FAQ About Massage Therapy

Below Are some questions that frequently get asked about massage therapy and its uses. If you have any questions please contact us and we will be happy to answer anything that you might like to know about our approach.

How can massage be something that actually can work on migraine or chronic pain?
How does massage help migraine headaches? Many doctors believe migraine headaches are vascular, that is the result of blood pressure or flow. While massage may not affect this directly it can improve both by relaxing the muscles of the neck, base of the skull, and the many small muscles on the skull. Typically, I have reduced migraine pain by 80% in about 40 minutes. The patients reported still having the headache “hangover” but felt that the episode had passed.

How does massage help chronic pain? This question is too broad because there are so many different forms of chronic pain. Generally, most pain comes from muscles and massage makes muscles feel better and quit hurting.

In your experience what techniques work best on athletes and which work best on chronic pain clients or is it a matter of putting them all together depending on
what you find?

Each session is unique to that client. The advantage of having treatment options is that we can tailor each session to the needs of the client at that time. There is a lot of crossover in techniques between athletes and those in pain because they exhibit a lot of the same problems. As a group athletes share a mental attitude that biases technique choice toward the more direct approach and quickest fix without much regard to comfort. They also do not like to discontinue their training and participation in their sport. We are aware of that and adjust accordingly while remembering that it is a generality and not all athletes have that attitude.

Our approach is such that these issues really don’t arise. We encourage communication so that we understand your situation and your goals. You determine the process and the definition of success. We use our knowledge and experience to help you get the results you want. Georgia and I believe our best asset is that we are trainable. That is you tell us what you want the experience to be and the goals, it is your massage after all.

What is your view on sports massage for non-professional athletes but highly active Individuals?
[The term "sports massage" is often used to define a particular category of massage techniques. It is a helpful label for the public to quickly identify an area of specialization of the therapist.
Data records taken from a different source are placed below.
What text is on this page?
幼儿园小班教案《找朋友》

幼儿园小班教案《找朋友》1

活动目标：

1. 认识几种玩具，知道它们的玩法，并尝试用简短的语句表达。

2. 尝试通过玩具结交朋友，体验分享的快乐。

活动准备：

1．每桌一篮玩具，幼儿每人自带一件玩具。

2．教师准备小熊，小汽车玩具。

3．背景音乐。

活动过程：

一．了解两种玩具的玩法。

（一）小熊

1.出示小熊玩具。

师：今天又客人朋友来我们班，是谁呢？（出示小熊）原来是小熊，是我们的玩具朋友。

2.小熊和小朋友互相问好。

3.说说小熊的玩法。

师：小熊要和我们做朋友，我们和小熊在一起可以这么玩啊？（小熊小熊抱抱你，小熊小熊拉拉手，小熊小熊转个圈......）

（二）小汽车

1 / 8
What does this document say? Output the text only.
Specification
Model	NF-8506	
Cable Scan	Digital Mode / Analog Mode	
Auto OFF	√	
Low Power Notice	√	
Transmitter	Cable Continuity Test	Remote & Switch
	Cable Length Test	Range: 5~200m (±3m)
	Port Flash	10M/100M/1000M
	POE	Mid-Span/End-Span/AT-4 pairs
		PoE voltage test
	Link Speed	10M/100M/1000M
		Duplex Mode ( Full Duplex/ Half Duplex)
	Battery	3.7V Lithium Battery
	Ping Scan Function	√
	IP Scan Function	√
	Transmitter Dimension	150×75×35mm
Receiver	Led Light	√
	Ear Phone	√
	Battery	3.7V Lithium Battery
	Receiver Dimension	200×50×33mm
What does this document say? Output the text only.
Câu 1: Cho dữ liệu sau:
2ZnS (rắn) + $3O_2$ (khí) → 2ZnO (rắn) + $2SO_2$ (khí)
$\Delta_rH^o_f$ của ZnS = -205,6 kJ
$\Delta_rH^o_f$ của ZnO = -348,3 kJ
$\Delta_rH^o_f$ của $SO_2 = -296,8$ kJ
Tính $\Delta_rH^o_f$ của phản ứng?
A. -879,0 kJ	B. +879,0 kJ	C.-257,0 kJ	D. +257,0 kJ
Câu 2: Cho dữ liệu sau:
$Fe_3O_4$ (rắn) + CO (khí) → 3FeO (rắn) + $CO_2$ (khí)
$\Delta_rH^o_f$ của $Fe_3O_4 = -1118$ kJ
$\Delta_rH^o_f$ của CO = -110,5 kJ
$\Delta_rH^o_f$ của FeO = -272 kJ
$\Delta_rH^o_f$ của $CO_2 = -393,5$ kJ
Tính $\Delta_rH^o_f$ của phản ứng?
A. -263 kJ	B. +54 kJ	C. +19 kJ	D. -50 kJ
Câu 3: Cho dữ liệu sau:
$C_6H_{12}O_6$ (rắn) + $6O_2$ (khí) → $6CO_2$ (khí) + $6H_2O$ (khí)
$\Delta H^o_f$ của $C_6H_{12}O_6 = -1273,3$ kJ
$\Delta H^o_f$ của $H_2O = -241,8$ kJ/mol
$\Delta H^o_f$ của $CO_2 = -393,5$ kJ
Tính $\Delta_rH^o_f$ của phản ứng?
This doesn't necessarily determine the techniques used but does suggest the therapist tends to establish goals related to sport specific performance.]

Amateur athletes need massage therapy at least as much as professionals. Professional athletes are provided a lot of support in every facet of their sport. Amateurs are pretty much on their own and must educate themselves to the same level that they wish to compete. Most are aware that they need to access as much help as possible to help them reach their goals with a minimum of negative results. Those negative results generally mean injury.

I am sure you are aware that pretty much all Olympic level programs and professional sports teams employ massage therapy in their programs. There are very good reasons for this, among which are reduced injuries and improved performance, both in training and sports specific activities.

How can therapeutic massage be effective with circulation problems?
Your body is about 50% water and there are many processes and mechanisms for keeping it flowing and refreshed. It all has to be piped or forced through the muscles and other tissues of the body. When muscles are tight this job is more difficult and less effective. Blood vessels are often completely surrounded by muscles. Lymphatic flow depends on the free movement of fluids through the tissues. Both of these can be compromised by tight muscles. This can occur generally in the body or be confined to a specified area or extremity.